If we don’t get a handle on it, people will pay out the nose for health insurance with higher out-of-pocket expenses.”
Woodson said House leaders asked him to consider taking on the Higher Education Committee chairmanship, and he accepted it after a couple of days of thought.
“I’m very intrigued and interested in the public education system,” he said.
The model for successful public school systems nationwide is to have a “seamless” movement of students from kindergarten through 12th grade and on through college with “classes based on emerging markets . . . on the economic need in the community,” Woodson said.
In Hawaii, there’s a need, for example, for more doctors, advanced practitioner nurses and public school teachers, he said.

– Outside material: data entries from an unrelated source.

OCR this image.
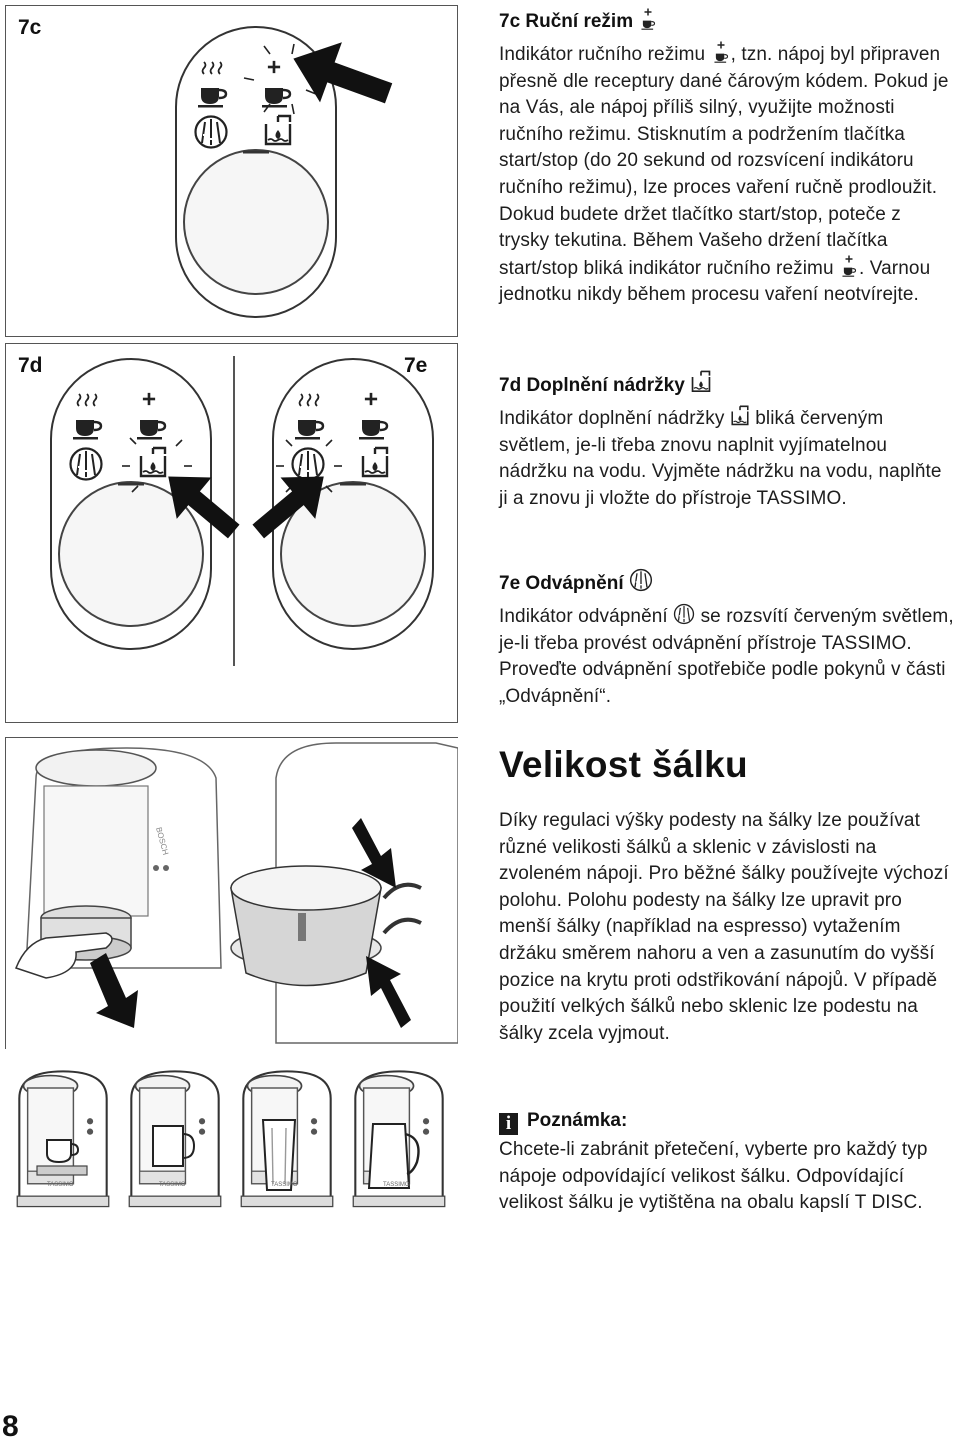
7c
7d	7e
BOSCH
TASSIMO	TASSIMO	TASSIMO	TASSIMO
7c Ruční režim

Indikátor ručního režimu , tzn. nápoj byl připraven přesně dle receptury dané čárovým kódem. Pokud je na Vás, ale nápoj příliš silný, využijte možnosti ručního režimu. Stisknutím a podržením tlačítka start/stop (do 20 sekund od rozsvícení indikátoru ručního režimu), lze proces vaření ručně prodloužit. Dokud budete držet tlačítko start/stop, poteče z trysky tekutina. Během Vašeho držení tlačítka start/stop bliká indikátor ručního režimu . Varnou jednotku nikdy během procesu vaření neotvírejte.

7d Doplnění nádržky

Indikátor doplnění nádržky  bliká červeným světlem, je-li třeba znovu naplnit vyjímatelnou nádržku na vodu. Vyjměte nádržku na vodu, naplňte ji a znovu ji vložte do přístroje TASSIMO.

7e Odvápnění

Indikátor odvápnění  se rozsvítí červeným světlem, je-li třeba provést odvápnění přístroje TASSIMO. Proveďte odvápnění spotřebiče podle pokynů v části „Odvápnění“.

Velikost šálku

Díky regulaci výšky podesty na šálky lze používat různé velikosti šálků a sklenic v závislosti na zvoleném nápoji. Pro běžné šálky používejte výchozí polohu. Polohu podesty na šálky lze upravit pro menší šálky (například na espresso) vytažením držáku směrem nahoru a ven a zasunutím do vyšší pozice na krytu proti odstřikování nápojů. V případě použití velkých šálků nebo sklenic lze podestu na šálky zcela vyjmout.

i Poznámka:

Chcete-li zabránit přetečení, vyberte pro každý typ nápoje odpovídající velikost šálku. Odpovídající velikost šálku je vytištěna na obalu kapslí T DISC.

8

Public schools from kindergarten through 12th grade and higher education institutions in Hawaii “should be working more closely to facilitate growth areas in which we have shortages,” he said.
“It’s good for the economy” when public education works in ways to try to facilitate a more diversified economy, Woodson said.
McKelvey said he’s enjoyed working with Woodson as vice chairman of the Consumer Protection & Commerce Committee, but that having him as chairman of higher education will be “good for UH-Maui and for all higher education on the Neighbor Islands.”
He expected that Woodson would continue the frugal approach of the House for higher education, but he’d balance that by working “with the university and different programs instead of constantly hitting them over the head.”
“He’ll work to grow and expand things,” McKelvey said.
Even though the University of Hawaii Maui College is in his Kahului House district, Woodson said he wouldn’t be singling it out for special treatment.
“It’s obviously one campus out of many in the system,” he said. “I don’t want to say I want to give that campus priority over other campuses. My approach is to see what the need is collectively and make priority decisions based on that.”
Broadly speaking, Woodson said his aim will be to capitalize on the UH system’s strengths and work on some of its weaknesses.
“A lot of that is to be determined and defined,” he said.
The University of Hawaii at Manoa has done “great things” with applied engineering and liquid metals, oceanography and marine sciences and astronomy, he said.
One idea Woodson would like to study is tuition-free college for Hawaii residents. That will be something he will discuss with legislators in both the House and Senate and see “how they feel about it.”